# Sendmail Permission Denied



## liquidg3 (Jul 29, 2003)

Ok, i got sendmail up and running, but cannot for the life of me get the mail function in php to work!!

Why would this be?

thanx


----------



## michaelsanford (Aug 3, 2003)

When you look at the output from phpinfo(); is the path to sendmail correct?

Since php.ini does nto exist on OS X by default, you can just create a symlink from wherever PHP thinks sendmail is, to where it actually is.

Now to be more broad, what exactly isn't working? Do you get an error message, or do you just not receive any mail() that you send? Is it possible that you're not configuring the outgoing headers properly?
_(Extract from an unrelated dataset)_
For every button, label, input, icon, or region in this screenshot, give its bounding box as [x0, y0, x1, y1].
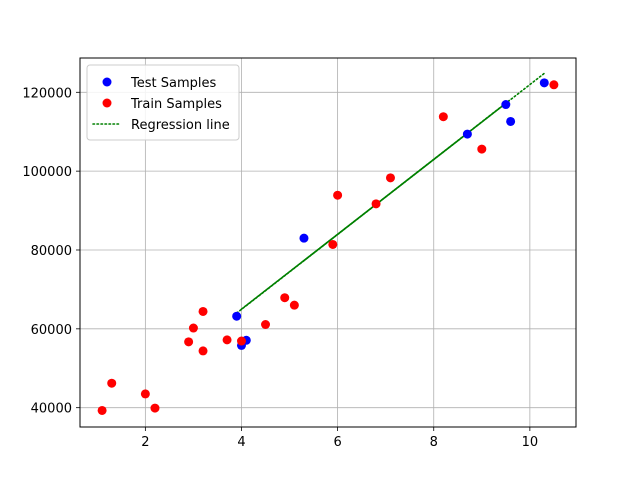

Give us some code snippits and maybe we can help a bit better


----------



## liquidg3 (Aug 15, 2003)

K, when i run the mail() function, nothing happens, nothing at all... no errors, no nothin'  I just never get an email.... here is the path to my sendmail according to phpinfo(): /usr/sbin/sendmail -t -i 

i don't know what the -t and -i options are, but when i go in terminal, i find an executable named sendmail there... so not sure is there is another somewhere else or not.lol

If you need more info... i'll try my best in my next post 

thanx


----------



## michaelsanford (Aug 27, 2003)

This might sound like a dumb question, but how do you know sendmail is 'up and running'?


----------



## liquidg3 (Aug 27, 2003)

i can send mail through my server, i have lots of mail accounts set up.  I just cannot use the mail function.


----------